European Meat Processing Industry Slowly Evolving

Over the last number of years, some of the major European meat processors were at a crossroads in terms of the direction their business was heading with the majority having no operations outside their domestic country, writes Peter Duggan, Strategic Information Services, Bord Bia-Irish Food Board.
calendar icon 30 June 2012
clock icon 2 minute read

This has represented a real challenge to expansion with the main players growing their business by expanding domestic production.

Some companies have restructured their business to concentrate on margin at the expense of volume according to GIRA’s Meat Panorama report, which focuses on developments among Europe’s largest meat processors.

In 2005, the top 15 European meat companies accounted for 23 per cent of EU-27 meat output at 9.9 million tonnes.

Following consolidation and expansion, the market share of the top 15 companies increased to 28 per cent or 12.1 million tonnes by 2010.

The leading meat processor in Europe in 2010 was Vion.
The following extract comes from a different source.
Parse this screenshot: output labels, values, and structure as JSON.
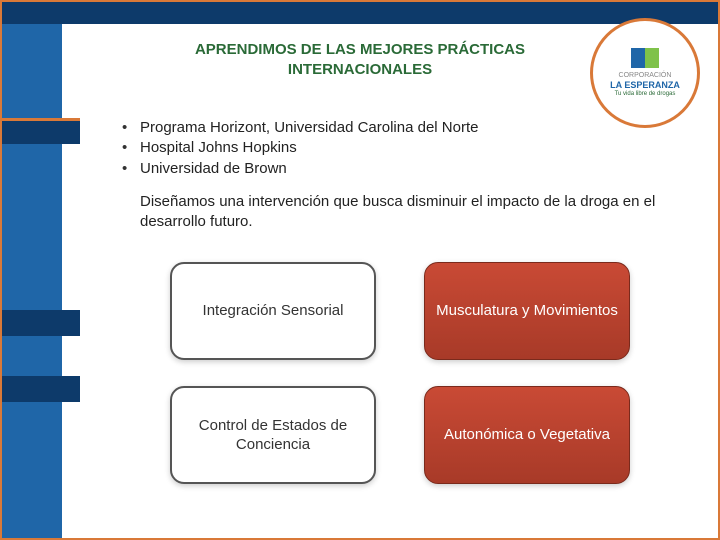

Despite being the main player on the European landscape, GIRA report that it has faced increasing pressure from Tonnies in their pig processing business. This reflects the manner in which the German company is run in terms of strategic management and being a quality low cost processor.

To grow meat market share in volume terms, Vion has relied on the poultry industry to drive the company forward, a sector up until recently which Vion was not was engaged in.

A significant lack of industry concentration is evident across most European countries. For this to change, some of the below factors will be crucial to changing this outcome according to GIRA:

  • Forward integration into secondary cutting and perhaps retail packing, and even further processing.
  • Increase overlap between red meat (pigmeat and beef), and poultry.
  • Labour cost and availability issues – with automation being increasingly popular.